作者： Kevin G. Phillips1,2, Sandra M. Baker-Groberg1, Owen J.T. McCarty1,3 1Department of Biomedical Engineering,Oregon Health & Science University, School of Medicine, 2Department of Dermatology,Oregon Health & Science University, School of Medicine, 3Department of Cell & Developmental Biology, Division of Hematology & Medical Oncology, Knight Cancer Institute,Oregon Health & Science University, School of Medicine

简介：

Overview

This article describes a method to quantify cellular mass, volume, and density using a standard optical microscope. The technique combines bright field and differential interference contrast imagery to obtain accurate measurements without the need for specimen fixation or staining.

Key Study Components

Area of Science

Cellular biology
Microscopy techniques
Image processing

Background

Quantifying physical properties of cells is essential for various biological studies.
Traditional methods often require fixation or staining, which can alter cellular properties.
This method utilizes non-invasive imaging techniques.
Bright field and differential interference contrast microscopy provide clear images of live cells.

Purpose of Study

To develop a technique for measuring cellular mass, volume, and density.
To demonstrate the advantages of using standard optical microscopy over fluorescence microscopy.
To provide a method that does not require cell fixation or staining.

Methods Used

Mounting cellular specimens on glass cover slips.
Obtaining through focus brightfield and differential interference contrast images.
Inputting Z stack images into MATLAB for image processing.
Extracting physical data from intensity measurements.

Main Results

Successful quantification of cellular mass, volume, and density.
Demonstrated the effectiveness of the imaging technique.
Provided a non-invasive method for analyzing live cells.
Highlighted the advantages over traditional methods.

Conclusions

This method allows for accurate measurements of cellular properties without altering the cells.
It opens new avenues for studying live cellular dynamics.
The technique can be applied to various biological research fields.
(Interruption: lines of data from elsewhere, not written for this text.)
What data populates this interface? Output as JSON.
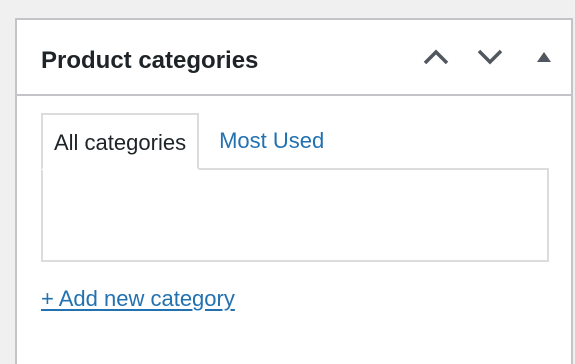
{
  "metabox": {
    "title": "Product categories",
    "actions": [
      {
        "name": "move-up-icon"
      },
      {
        "name": "move-down-icon"
      },
      {
        "name": "toggle-panel-icon"
      }
    ]
  },
  "tabs": [
    {
      "label": "All categories",
      "active": true
    },
    {
      "label": "Most Used",
      "active": false
    }
  ],
  "add_new_link": "+ Add new category",
  "colors": {
    "link": "#2271b1",
    "text": "#1d2327",
    "border": "#c3c4c7",
    "icon": "#50575e"
  }
}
Frequently Asked Questions

What is the main advantage of this microscopy technique?

The main advantage is that it does not require cellular specimens to be fixed, permeated, or stained, allowing for live cell analysis.

What types of images are used in this method?

Bright field and differential interference contrast images are used to obtain cellular measurements.

How are the images processed?

Images are processed using MATLAB programs that extract physical data from the Z stack images.

Can this method be used for all types of cells?

Yes, this method can be applied to various types of cellular specimens grown on glass cover slips.

Is this technique suitable for quantitative analysis?

Yes, it is designed specifically for quantitative measurements of cellular mass, volume, and density.

We describe the use of a standard optical microscope to perform quantitative measurements of cellular mass, volume, and density through a combination of bright field and differential interference contrast imagery.